CREEDS — The herbs were in place, and the bird was almost ready, but Master Firefighter Joe Grandison, 63, wanted to secure a few limbs before dinner went in the oven.
There were three men cooking together in the kitchen at Creeds Fire Station 6. They were Grandison and Master Firefighters Skip Frey, 52, and Jeff Weigold, 46.
“Hey, Skip,” Grandison said. “Is there any string around here?”
“I want to tie these – ”
“There used to be,” Frey said. He found it and helped fix the bird up in short order. “All right, Joe. I’ve got chicken goo all over me.”
Grandison has been cooking in fire houses for nearly 40 years, and he’s on his second career as a firefighter. He was raised in Isle of Wight, moved with family to Norfolk, then to Portsmouth, where he was one of 15 black people bussed to a white school. As a young man, he said he was headed the wrong way but had an epiphany. He spoke with the Rev. Haiwatha Pierce, who helped get him on track. That was in Portsmouth.
“Is there any more of that rosemary?” Frey asked in the Creeds kitchen.
“No,” Weigold said.
“You are going to get those juices from the chicken,” Grandison said.
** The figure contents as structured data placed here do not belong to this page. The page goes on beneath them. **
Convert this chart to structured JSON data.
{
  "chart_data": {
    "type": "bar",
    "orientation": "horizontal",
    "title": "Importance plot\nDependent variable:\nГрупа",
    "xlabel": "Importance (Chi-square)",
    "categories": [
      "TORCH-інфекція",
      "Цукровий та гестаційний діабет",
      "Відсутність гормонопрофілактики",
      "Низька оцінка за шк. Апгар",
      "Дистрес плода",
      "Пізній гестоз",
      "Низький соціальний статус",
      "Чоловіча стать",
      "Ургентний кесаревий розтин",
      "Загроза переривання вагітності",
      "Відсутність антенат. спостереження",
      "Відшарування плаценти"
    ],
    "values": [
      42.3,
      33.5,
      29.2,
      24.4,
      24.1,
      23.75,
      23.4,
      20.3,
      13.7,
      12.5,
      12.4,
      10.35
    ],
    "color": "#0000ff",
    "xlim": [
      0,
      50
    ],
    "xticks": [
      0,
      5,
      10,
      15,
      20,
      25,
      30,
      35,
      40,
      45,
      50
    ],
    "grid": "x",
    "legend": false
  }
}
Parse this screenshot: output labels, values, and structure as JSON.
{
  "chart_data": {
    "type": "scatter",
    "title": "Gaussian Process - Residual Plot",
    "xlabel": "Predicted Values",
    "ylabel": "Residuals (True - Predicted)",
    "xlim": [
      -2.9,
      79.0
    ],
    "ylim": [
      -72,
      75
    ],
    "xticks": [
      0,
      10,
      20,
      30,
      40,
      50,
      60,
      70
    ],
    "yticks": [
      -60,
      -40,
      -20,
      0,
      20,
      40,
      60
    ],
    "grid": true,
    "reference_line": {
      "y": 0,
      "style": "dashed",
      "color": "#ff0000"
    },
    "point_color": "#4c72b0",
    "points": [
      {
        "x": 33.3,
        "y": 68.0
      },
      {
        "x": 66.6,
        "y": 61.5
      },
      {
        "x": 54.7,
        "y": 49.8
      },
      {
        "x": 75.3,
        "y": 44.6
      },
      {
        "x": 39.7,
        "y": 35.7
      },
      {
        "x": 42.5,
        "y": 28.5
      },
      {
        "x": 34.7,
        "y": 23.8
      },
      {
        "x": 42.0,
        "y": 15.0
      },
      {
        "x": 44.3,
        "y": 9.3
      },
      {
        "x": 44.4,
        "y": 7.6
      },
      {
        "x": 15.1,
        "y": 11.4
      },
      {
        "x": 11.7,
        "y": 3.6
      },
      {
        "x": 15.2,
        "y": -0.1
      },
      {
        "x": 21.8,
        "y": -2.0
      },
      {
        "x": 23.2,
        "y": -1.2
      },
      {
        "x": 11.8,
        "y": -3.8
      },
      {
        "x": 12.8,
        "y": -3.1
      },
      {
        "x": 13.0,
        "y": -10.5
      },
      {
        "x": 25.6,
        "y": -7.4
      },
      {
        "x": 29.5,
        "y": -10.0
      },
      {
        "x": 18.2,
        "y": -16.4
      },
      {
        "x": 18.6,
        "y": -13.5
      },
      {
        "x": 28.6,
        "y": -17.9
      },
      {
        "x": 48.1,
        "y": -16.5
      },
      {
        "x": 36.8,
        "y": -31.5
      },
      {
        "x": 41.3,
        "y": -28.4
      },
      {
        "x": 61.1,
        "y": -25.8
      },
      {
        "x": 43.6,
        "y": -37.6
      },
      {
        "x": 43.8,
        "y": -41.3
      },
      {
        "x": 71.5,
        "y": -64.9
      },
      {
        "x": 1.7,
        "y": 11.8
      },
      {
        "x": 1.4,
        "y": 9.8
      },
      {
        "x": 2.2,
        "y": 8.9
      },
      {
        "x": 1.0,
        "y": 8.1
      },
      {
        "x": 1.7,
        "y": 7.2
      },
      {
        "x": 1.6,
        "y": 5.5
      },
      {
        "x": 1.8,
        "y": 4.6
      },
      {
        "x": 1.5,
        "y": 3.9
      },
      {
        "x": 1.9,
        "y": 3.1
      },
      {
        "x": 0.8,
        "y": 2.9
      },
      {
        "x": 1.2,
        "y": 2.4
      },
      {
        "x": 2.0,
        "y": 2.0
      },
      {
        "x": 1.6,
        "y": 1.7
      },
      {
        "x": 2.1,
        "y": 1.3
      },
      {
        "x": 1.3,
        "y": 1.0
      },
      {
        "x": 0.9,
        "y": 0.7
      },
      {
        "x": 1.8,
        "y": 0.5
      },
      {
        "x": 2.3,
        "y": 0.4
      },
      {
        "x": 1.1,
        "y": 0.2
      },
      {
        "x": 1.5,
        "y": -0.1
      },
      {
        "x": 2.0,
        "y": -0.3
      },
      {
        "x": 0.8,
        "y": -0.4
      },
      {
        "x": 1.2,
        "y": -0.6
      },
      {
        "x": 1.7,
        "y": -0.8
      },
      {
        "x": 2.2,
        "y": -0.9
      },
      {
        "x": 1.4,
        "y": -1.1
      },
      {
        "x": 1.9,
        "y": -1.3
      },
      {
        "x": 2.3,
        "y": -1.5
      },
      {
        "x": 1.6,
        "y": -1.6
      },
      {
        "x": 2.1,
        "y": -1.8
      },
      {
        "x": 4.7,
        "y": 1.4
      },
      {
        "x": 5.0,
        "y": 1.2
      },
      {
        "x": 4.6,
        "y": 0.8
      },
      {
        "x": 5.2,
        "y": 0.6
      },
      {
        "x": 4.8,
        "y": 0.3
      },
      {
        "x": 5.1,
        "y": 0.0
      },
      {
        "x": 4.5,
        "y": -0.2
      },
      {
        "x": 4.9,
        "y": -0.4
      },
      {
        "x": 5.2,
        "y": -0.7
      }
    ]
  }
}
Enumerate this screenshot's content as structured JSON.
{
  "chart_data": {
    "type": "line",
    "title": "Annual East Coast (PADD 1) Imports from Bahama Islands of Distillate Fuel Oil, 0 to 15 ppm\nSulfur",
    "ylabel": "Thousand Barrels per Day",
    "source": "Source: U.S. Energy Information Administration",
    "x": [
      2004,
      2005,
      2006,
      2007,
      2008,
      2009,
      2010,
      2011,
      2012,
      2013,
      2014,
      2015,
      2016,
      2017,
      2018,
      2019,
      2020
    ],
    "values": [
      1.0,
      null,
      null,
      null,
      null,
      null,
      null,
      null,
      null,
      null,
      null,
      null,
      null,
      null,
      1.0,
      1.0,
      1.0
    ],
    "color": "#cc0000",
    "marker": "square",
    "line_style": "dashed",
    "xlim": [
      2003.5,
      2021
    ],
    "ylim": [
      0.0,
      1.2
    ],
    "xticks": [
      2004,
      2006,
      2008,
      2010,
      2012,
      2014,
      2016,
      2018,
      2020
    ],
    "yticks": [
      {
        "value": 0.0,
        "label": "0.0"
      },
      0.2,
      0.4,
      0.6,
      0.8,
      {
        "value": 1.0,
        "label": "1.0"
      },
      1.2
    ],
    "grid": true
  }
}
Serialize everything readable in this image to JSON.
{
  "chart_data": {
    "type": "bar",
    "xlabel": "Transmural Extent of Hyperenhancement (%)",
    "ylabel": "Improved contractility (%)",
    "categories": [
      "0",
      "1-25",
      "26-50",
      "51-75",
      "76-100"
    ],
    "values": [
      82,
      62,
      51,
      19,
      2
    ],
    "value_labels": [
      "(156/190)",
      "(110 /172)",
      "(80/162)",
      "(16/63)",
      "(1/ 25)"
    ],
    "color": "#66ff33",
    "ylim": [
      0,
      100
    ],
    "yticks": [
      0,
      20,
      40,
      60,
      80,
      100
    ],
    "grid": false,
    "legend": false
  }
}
The meal was chicken, green beans, stuffing and gravy.
Not just any gravy.
“Homemade,” Grandison said.
“Scratch gravy,” Frey said.
In Portsmouth, Grandison already had a family as a young man, and he worked to support them at a gas station, where he was a manager. He took the fire department test because a friend went down to take it, too.
He said he never looked back. He worked his way up to captain.Weigold said Frey is the only legacy in their house at Creeds, meaning the child of a firefighter. But Frey noted that Grandison, a trailblazer in the Portsmouth department, has a son serving in the Beach and daughters serving in Portsmouth.
Grandison started his service in a different time, he said, putting up with “some stuff.”
“I felt I was not just going to be in the department, I was going to be part of the department,” he said, and he became part of the “brotherhood.”
He retired there and came here. When you do that, you start over, and he was initially apprehensive about going from giving orders to taking them again.
“That was the easiest change to make,” he said.
Grandison kept cooking with his colleagues in the station at Creeds, where he has now served nearly eight years. He tasted food along the way, adjusted seasoning. There are some dishes he makes that get the brass asking if they can come by.
Nearly everyone in the house cooks. Firefighters chip in for their groceries. They eat at least two meals per day, a working breakfast and dinner, together.
It’s family, Grandison said.
“Absolutely,” Weigold said.
“Yes,” Frey said.
“We watch each other’s kids grow up,” Weigold said.
The kids grow up in front of your eyes, and some go on to become firefighters.
“You see it all the time,” Frey said.
“When you’re a rookie, you’re like, ‘I’m never going to get to 25 years,” Weigold said.
“Where does it go,” Grandison said.
When he was a young man, a new fire fighter in Portsmouth, they asked whether he could cook. He said no. So he was assigned to the kitchen to learn. Forty years later, in Creeds, the men tasted the food they made.
“It definitely needs some salt,” Weigold said.
“That’s why I’m looking for bouillon,” Grandison said.
They went with salt and pepper. That did it. Soon after, they ate.